Cinema com Rapadura

OPINIÃO   quinta-feira, 19 de fevereiro de 2009

Emma

Com ares de filme feito para a televisão, “Emma” talvez seja a adaptação mais fraca para os cinemas de um dos livros de Jane Austen. Apesar de ser praticamente capítulo por capítulo, não existe nada que realmente chame a atenção, e pior: o carisma de seus personagens principais é quase zero.

Com um lugar privilegiado na sociedade britânica da época, Emma Woodhouse (Gwyneth Paltrow) tem certeza de que casar não é uma de suas prioridades. Por ser extremamente rica e ter direito à herança que virá a receber do pai, diferente das moças da época (que em sua maioria só pensavam em encontrar um bom marido), ela prefere treinar arco e flecha a ter de encarar um possível pretendente. Portanto, ela decide que, já que não precisa de um marido, tentará usar de sua boa posição para conseguir um bom partido para sua amiga Harriet Smith, já que esta está prestes a se casar com um homem que Emma desaprova: um “reles” fazendeiro. Porém, jogar com o coração alheio nem sempre é fácil como parece.

Geralmente, obras de Austen adaptadas para as telas revelam o melhor do universo britânico nos cinemas: os atores são impecáveis, a trilha sonora é um daqueles marcos que engrandecem a trama e a fotografia é de encher os olhos de qualquer espectador. Essas são, respectivamente, as principais falhas deste trabalho. Onde deveria primar, ela peca. Isso sem falar da ironia fina, uma marca registrada da autora que é simplesmente inexistente nessa película. É tudo muito fraco, sem imaginação e, portanto, sem vida: exatamente o contrário do que se geralmente é extraído de histórias da britânica.

A Emma de Gwyneth Paltrow não poderia ser mais enjoativa e sem atrativos. Além de interpretar de maneira débil a problemática Emma, que acredita ter o mundo em suas mãos, Paltrow ainda força a paciência de quem assiste ao tentar usurpar o usual e tradicional sotaque britânico.
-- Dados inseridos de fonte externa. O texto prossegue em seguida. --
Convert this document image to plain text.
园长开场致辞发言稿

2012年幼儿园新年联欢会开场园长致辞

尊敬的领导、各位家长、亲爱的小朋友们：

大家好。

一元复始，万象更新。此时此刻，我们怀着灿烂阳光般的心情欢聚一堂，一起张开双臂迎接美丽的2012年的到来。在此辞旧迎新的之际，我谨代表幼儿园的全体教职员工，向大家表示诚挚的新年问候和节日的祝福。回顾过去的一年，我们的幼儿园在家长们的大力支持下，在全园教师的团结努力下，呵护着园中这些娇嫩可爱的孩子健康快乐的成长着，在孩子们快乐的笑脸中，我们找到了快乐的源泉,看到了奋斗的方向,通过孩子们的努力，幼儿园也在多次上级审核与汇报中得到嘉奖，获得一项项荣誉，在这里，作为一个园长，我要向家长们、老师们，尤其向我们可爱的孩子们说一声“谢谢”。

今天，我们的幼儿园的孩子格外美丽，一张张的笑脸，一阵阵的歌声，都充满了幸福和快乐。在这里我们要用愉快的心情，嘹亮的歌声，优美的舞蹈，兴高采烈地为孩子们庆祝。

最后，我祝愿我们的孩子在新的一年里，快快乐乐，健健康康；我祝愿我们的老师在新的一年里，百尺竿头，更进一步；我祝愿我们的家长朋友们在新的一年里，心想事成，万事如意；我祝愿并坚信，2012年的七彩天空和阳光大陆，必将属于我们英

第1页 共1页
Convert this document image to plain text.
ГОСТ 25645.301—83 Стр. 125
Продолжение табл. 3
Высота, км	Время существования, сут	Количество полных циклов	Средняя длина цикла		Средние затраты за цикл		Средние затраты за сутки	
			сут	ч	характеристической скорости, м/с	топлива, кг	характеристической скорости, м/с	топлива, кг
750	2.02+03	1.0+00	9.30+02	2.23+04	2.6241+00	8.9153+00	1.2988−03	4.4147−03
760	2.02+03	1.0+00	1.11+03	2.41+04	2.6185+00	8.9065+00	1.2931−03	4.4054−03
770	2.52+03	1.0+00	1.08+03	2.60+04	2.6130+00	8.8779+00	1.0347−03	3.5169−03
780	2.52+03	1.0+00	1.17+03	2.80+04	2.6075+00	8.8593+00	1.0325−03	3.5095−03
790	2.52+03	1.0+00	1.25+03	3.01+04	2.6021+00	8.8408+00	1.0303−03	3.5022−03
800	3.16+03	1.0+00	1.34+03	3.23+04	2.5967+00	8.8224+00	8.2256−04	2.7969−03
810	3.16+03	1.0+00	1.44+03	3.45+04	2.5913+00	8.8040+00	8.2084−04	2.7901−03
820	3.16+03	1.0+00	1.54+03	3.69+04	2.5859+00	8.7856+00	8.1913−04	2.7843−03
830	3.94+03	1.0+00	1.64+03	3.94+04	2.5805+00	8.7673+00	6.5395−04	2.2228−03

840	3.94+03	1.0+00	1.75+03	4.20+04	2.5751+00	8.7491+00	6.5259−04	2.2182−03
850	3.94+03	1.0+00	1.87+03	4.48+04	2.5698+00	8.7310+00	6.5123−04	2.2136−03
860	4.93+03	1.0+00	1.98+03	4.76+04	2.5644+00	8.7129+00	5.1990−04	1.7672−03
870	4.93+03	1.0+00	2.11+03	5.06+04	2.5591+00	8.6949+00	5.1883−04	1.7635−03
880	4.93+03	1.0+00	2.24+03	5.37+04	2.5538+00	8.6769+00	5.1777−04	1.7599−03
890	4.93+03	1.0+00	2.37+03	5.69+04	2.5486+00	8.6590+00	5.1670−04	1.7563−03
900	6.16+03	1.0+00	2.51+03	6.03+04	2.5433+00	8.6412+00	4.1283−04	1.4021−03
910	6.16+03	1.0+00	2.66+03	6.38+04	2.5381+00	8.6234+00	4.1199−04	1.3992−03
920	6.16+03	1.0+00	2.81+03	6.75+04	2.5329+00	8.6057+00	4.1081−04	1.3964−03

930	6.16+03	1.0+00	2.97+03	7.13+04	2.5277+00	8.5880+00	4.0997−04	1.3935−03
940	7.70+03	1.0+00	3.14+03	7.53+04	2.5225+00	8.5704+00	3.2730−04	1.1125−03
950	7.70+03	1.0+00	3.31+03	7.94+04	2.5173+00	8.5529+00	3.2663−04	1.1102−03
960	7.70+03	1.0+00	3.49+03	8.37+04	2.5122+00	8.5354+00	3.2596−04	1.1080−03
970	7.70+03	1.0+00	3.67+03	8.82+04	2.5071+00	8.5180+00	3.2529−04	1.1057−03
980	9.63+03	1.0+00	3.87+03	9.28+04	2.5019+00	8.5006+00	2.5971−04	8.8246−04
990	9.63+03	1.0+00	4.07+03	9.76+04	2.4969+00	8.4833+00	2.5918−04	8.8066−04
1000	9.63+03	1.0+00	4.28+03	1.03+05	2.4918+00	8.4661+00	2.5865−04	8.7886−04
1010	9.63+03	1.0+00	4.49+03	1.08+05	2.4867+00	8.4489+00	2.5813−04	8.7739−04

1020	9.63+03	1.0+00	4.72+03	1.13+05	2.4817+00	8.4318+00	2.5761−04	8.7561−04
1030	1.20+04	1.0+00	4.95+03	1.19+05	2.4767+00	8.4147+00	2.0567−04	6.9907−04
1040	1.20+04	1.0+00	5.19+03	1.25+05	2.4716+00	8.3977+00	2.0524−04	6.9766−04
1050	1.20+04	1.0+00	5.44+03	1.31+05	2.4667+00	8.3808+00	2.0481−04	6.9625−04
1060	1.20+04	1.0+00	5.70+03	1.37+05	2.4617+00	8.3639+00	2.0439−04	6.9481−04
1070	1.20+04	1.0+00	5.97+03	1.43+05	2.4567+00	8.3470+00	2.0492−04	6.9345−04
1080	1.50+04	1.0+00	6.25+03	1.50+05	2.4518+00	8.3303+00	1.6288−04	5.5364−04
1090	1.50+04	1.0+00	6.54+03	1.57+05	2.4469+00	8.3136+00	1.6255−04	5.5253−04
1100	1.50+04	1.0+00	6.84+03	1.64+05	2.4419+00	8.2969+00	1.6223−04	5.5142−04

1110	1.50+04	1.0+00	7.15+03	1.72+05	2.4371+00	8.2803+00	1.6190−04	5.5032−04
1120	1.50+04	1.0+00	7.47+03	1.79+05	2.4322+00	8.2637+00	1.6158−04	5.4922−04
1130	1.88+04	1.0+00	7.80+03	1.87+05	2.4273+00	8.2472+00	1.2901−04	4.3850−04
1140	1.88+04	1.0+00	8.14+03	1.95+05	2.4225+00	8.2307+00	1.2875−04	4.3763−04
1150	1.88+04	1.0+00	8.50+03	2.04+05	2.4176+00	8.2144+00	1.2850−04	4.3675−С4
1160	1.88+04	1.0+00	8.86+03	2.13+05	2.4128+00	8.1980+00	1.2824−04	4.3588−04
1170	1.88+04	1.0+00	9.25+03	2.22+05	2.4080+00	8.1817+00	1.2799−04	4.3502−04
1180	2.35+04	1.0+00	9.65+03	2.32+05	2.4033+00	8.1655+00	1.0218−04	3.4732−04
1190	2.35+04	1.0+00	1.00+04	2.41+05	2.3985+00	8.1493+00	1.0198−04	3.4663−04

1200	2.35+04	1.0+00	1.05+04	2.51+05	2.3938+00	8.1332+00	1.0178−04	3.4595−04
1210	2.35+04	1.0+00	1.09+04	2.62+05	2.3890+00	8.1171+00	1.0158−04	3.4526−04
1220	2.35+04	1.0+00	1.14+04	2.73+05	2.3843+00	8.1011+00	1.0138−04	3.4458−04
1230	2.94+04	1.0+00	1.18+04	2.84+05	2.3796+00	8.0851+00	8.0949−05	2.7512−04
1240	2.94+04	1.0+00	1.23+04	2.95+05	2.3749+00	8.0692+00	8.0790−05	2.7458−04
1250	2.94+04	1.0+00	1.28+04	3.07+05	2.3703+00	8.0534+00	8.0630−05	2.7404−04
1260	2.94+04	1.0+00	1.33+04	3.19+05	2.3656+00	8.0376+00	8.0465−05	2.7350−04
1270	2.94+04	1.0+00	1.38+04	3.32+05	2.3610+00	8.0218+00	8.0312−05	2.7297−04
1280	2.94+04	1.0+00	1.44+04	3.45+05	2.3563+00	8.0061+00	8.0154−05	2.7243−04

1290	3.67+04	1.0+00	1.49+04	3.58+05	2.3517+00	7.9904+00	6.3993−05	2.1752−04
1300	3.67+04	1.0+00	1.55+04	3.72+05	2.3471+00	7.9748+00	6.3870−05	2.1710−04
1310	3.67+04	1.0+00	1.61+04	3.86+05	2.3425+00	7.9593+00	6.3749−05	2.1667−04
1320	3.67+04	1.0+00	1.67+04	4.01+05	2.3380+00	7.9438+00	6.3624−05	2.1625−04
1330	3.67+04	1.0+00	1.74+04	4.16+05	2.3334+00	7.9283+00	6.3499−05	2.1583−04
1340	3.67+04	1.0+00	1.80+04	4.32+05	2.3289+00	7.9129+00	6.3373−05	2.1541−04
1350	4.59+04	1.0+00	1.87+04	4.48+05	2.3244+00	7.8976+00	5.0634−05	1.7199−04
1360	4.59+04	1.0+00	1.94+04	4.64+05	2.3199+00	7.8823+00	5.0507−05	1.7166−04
Somado a isso, coloque o fato de que Jeremy Northam, seu par romântico em cena, tem química zero com ela. Uma comédia romântica que não traz uma forte química entre seus personagens principais está fadada a ser mal-sucedida, essa é quase uma regra geral e básica. Ainda sobre o elenco, Toni Collette e Ewan McGregor talvez sejam os únicos elementos capazes de serem salvos nesse ilógico filme. Collette como a inocente e cabeça-oca Harriet e McGregor como o deselegante Frank Churchill.

Emma, que deveria girar o filme inteiro em si mesma (já que tudo é voltado para o universo que acontece ao seu redor e as histórias que ela modifica com pequenos toques), perde-se na falta de criatividade de um roteiro que, por si só, já amarra seus atores. Onde já se viu matar diálogos daquela maneira? Entre outras qualidades, o texto mundialmente conhecido de Austen trazia de maneira sutil uma crítica severa à futilidade e hipocrisia da sociedade da época, que muitas vezes não precisavam sequer ser escritas no papel para serem entendidas. Isso faz com que a história seja quase divertida, quase romântica, quase interessante; mas é isso: uma sucessão de “quases”, já que o principal falta.

Até o longa-metragem teen “As Patricinhas de Bervely Hills” consegue ser mais interessante de ser assistido. E aqui vale uma pequena observação: na época, a diretora e roteirista de “Patricinhas”, Amy Heckerling, disse ter se inspirado em “Emma” para a produção de seu trabalho. Mas não se engane: o filme é inteiramente pautado no livro, de cabo a rabo, modificando apenas os nomes dos personagens e uma besteirinha aqui e outra ali.

Correndo o risco de ser ainda mais chata em relação aos pecados cometidos aqui, resta adicionar a falta de tato e bom senso da fotografia e do figurino. A imagem traz um daqueles efeitos de edição que faz com que fique com um brilho a mais em cena, com um tom amarelo que quase dói na vista de tão forçado. Nem mesmo os belos campos, castelos e casas inglesas conseguem salvar a fotografia.

No final das contas, é frustrante ver um ótimo enredo ser reduzido a um filme onde o diretor parece não saber onde pisa. Entre muitas bolas fora, o diretor Douglas McGrath, que, coincidentemente, também assina a adaptação, ainda cai no exagero de querer complicar tanto alguns de seus enquadramentos, que estes acabam tendo seus feitiços revirados contra o feiticeiro. Assim como Emma, ele acaba percebendo que quanto mais força a cena, pior ela fica. Pelo menos essa lição do livro ele deve ter aprendido.